I then tried CART, using the rpart package. (Note, throughout the book, I try to stick to default values of the arguments.) Here is the code:


> vert <- read.table('column_3C.dat',header=FALSE)
> library(rpart)
> rpvert <- rpart(V7 ~ .,data=vert,method='class')
> rpypred <- predict(rpvert,type='class')
> mean(rpypred == vert$V7)
[1] 0.883871

OK, very similar.

Then I tried the well-known Letters Recognition data set from UCI. This too is a classification problem, one class for each of the capital letters ‘A’ through ‘Z’, with 20,000 observations. (The letters are represented about equally frequently in this data, so the priors are ‘wrong’, but that is not the issue here.) There are 16 predictor variables. I got about 84% accuracy, again using logit (All vs. All).

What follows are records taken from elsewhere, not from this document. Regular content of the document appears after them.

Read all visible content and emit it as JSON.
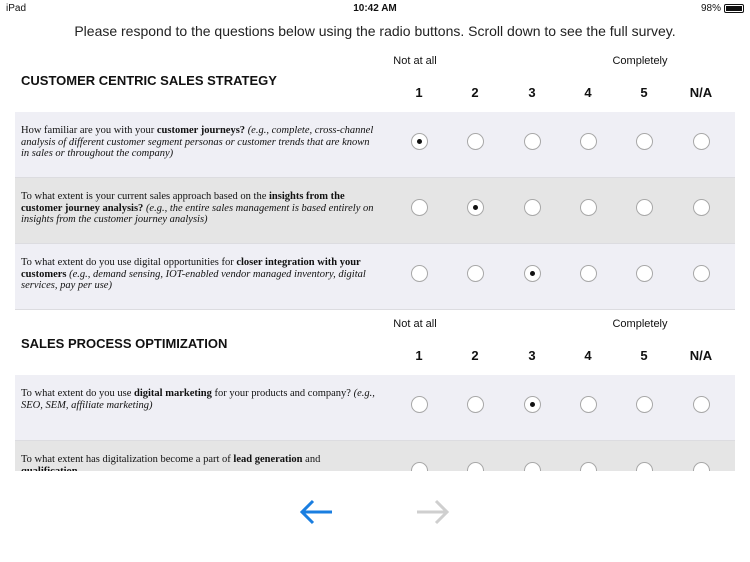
{
  "status": {
    "device": "iPad",
    "time": "10:42 AM",
    "battery": "98%",
    "battery_level": 0.98
  },
  "instruction": "Please respond to the questions below using the radio buttons. Scroll down to see the full survey.",
  "scale": {
    "low": "Not at all",
    "high": "Completely",
    "options": [
      "1",
      "2",
      "3",
      "4",
      "5",
      "N/A"
    ]
  },
  "sections": [
    {
      "title": "CUSTOMER CENTRIC SALES STRATEGY",
      "questions": [
        {
          "parts": [
            {
              "t": "How familiar are you with your ",
              "s": "n"
            },
            {
              "t": "customer journeys?",
              "s": "b"
            },
            {
              "t": " (e.g., complete, cross-channel analysis of different customer segment personas or customer trends that are known in sales or throughout the company)",
              "s": "i"
            }
          ],
          "selected": "1"
        },
        {
          "parts": [
            {
              "t": "To what extent is your current sales approach based on the ",
              "s": "n"
            },
            {
              "t": "insights from the customer journey analysis?",
              "s": "b"
            },
            {
              "t": " (e.g., the entire sales management is based entirely on insights from the customer journey analysis)",
              "s": "i"
            }
          ],
          "selected": "2"
        },
        {
          "parts": [
            {
              "t": "To what extent do you use digital opportunities for ",
              "s": "n"
            },
            {
              "t": "closer integration with your customers",
              "s": "b"
            },
            {
              "t": " (e.g., demand sensing, IOT-enabled vendor managed inventory, digital services, pay per use)",
              "s": "i"
            }
          ],
          "selected": "3"
        }
      ]
    },
    {
      "title": "SALES PROCESS OPTIMIZATION",
      "questions": [
        {
          "parts": [
            {
              "t": "To what extent do you use ",
              "s": "n"
            },
            {
              "t": "digital marketing",
              "s": "b"
            },
            {
              "t": " for your products and company? ",
              "s": "n"
            },
            {
              "t": "(e.g., SEO, SEM, affiliate marketing)",
              "s": "i"
            }
          ],
          "selected": "3"
        },
        {
          "parts": [
            {
              "t": "To what extent has digitalization become a part of ",
              "s": "n"
            },
            {
              "t": "lead generation",
              "s": "b"
            },
            {
              "t": " and ",
              "s": "n"
            },
            {
              "t": "qualification",
              "s": "b"
            }
          ],
          "selected": null
        }
      ]
    }
  ],
  "nav": {
    "back_icon": "arrow-left-icon",
    "next_icon": "arrow-right-icon",
    "back_color": "#1a7ee0",
    "next_color": "#cfcfcf"
  }
}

However, rpart did poorly:

> rplr <- rpart(lettr ~ .,data=lr,method='class')
> rpypred <- predict(rplr,type='class')
> mean(rpypred == lr$lettr)
[1] 0.4799

Of course, potential deficiences in CART led the original developers of CART to the notion of random forests, so I gave that a try.

> rflr <- randomForest(lettr ~ .,data=lr)
> rfypred <- predict(rflr)
> mean(rfypred == lr$lettr)
[1] 0.96875

Really? Can there be that vast a difference between CART and random forests? And by the way, I got about 91% accuracy with k-Nearest Neighbors (implemented in the knnest function from my regtools package on CRAN).

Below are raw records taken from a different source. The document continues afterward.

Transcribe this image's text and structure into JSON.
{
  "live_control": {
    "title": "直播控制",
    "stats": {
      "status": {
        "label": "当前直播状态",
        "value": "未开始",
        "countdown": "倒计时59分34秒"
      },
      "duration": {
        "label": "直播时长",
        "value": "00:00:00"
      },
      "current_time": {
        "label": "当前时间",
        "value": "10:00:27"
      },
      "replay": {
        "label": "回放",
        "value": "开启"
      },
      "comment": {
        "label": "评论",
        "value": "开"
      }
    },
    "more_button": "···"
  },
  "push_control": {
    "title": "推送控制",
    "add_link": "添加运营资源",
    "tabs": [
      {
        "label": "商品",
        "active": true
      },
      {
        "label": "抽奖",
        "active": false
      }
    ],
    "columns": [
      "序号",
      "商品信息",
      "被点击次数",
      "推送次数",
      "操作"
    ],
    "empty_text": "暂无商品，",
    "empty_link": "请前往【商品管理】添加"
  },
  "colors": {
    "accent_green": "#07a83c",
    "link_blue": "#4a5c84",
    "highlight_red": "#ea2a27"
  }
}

I speculated that the cause might be that the response variables here (26 of them) are non-monotonically related to the predictors. I put that theory to a couple of the originators of CART, Richard Olshen and Chuck Stone, but they didn’t seem to think it is an issue. But while it is true that nonmonotonicity should eventually be handled by predictors being split multiple times, I still suspect it could be the culprit, say due to the tree-building process stopping too early.

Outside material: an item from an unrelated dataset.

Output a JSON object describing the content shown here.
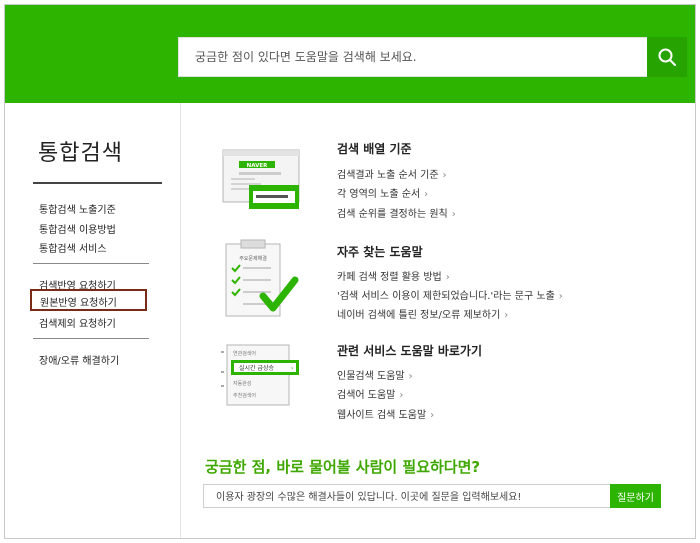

On that hunch, I tried another implementation of CART, ctree from the partykit package, which uses quite different splitting and stopping rules. This was considerably better:

> library(partykit)
> ctout <- ctree(lettr ~ .,data=lr)
> ctpred <- predict(ctout,lr)
> mean(ctpred == lr$lettr)
[1] 0.8552

Hmm…Not sure what to make of this, but it certainly is thought-provoking.

By the way, partykit includes a random forest implementation as well, but it is slow and can be a memory hog. The authors still consider it experimental.